Physical Residual Functional Capacity

If you’ve submitted an application for Social Security Disability (SSD) benefits and the condition that’s the basis for your disability claim doesn’t precisely meet the Social Security Administration’s (SSA) Bluebook definition, then you may still be found eligible to receive SSD benefits under a medical vocational allowance. In order to evaluate your condition and determine if you meet the overall disability requirements for receiving SSD, the SSA will assess your “physical residual functional capacity” (physical RFC).

Physical residual functional capacity is the method the SSA uses to assess an applicant’s ability to perform essential job duties. Jobs are classified according to the physical requirements of the position, and the SSA looks at your physical limitations to determine in which positions you may still be able to work.
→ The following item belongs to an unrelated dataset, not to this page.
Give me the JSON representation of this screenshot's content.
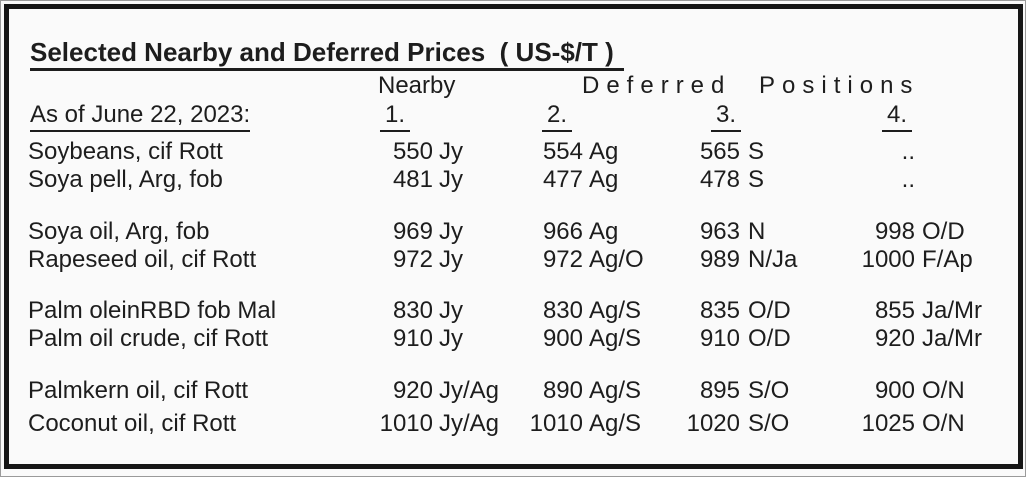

When evaluating physical residual functional capacity, the SSA uses five job classifications to categorize positions. These same categories are assigned to SSD applicants based on their physical limitations as reported by their treating physician on the RFC form. The applicant’s capacity is then compared with jobs to determine if the physical symptoms and limitations the applicant suffers qualify him or her for SSD benefits.

The categories the SSA assigns to jobs and applicants in physical RFC classifications are: (1) sedentary work, (2) light work, (3) medium work, (4) heavy work, and (5) very heavy work. These primary classifications take into account the physical exertion requirements common in different employment situations, like lifting and carrying a specific number of pounds, and how frequently the activity must be performed. Also accounted for in these classifications are other physical exertion activities, like pushing, pulling, walking and standing.

Physical RFCs also include details on other physical activities, even those that don’t require exertion. These can include stooping, sitting, use of fingers, and the ability to remember information, for example.

If the assessment of your physical RFC shows, for instance, that you can perform the essential job functions of a medium work position and your previous jobs were also in this category, then you may be denied disability benefits. This is because the SSA’s findings show you’re still able to perform the work and should therefore be able to get and maintain gainful employment in your field of experience.

However, if the physical RFC assessment completed by the SSA shows you’re unable to perform even sedentary work, then you would be found eligible for SSD, as your medical condition would make it impossible for you to maintain gainful employment in your prior field or even in another field in which the physical work requirements are less strenuous.

There are other factors that play a part in determination of SSD eligibility as well, even when a physical RFC is completed and medical vocational allowance is considered. Your age, work history and experience, training, level of education and other jobs skills and qualifications are all considered when the SSA determines if your are fully disabled and not qualified to find employment in a field in which your physical limitations wouldn’t prevent you from earning a living.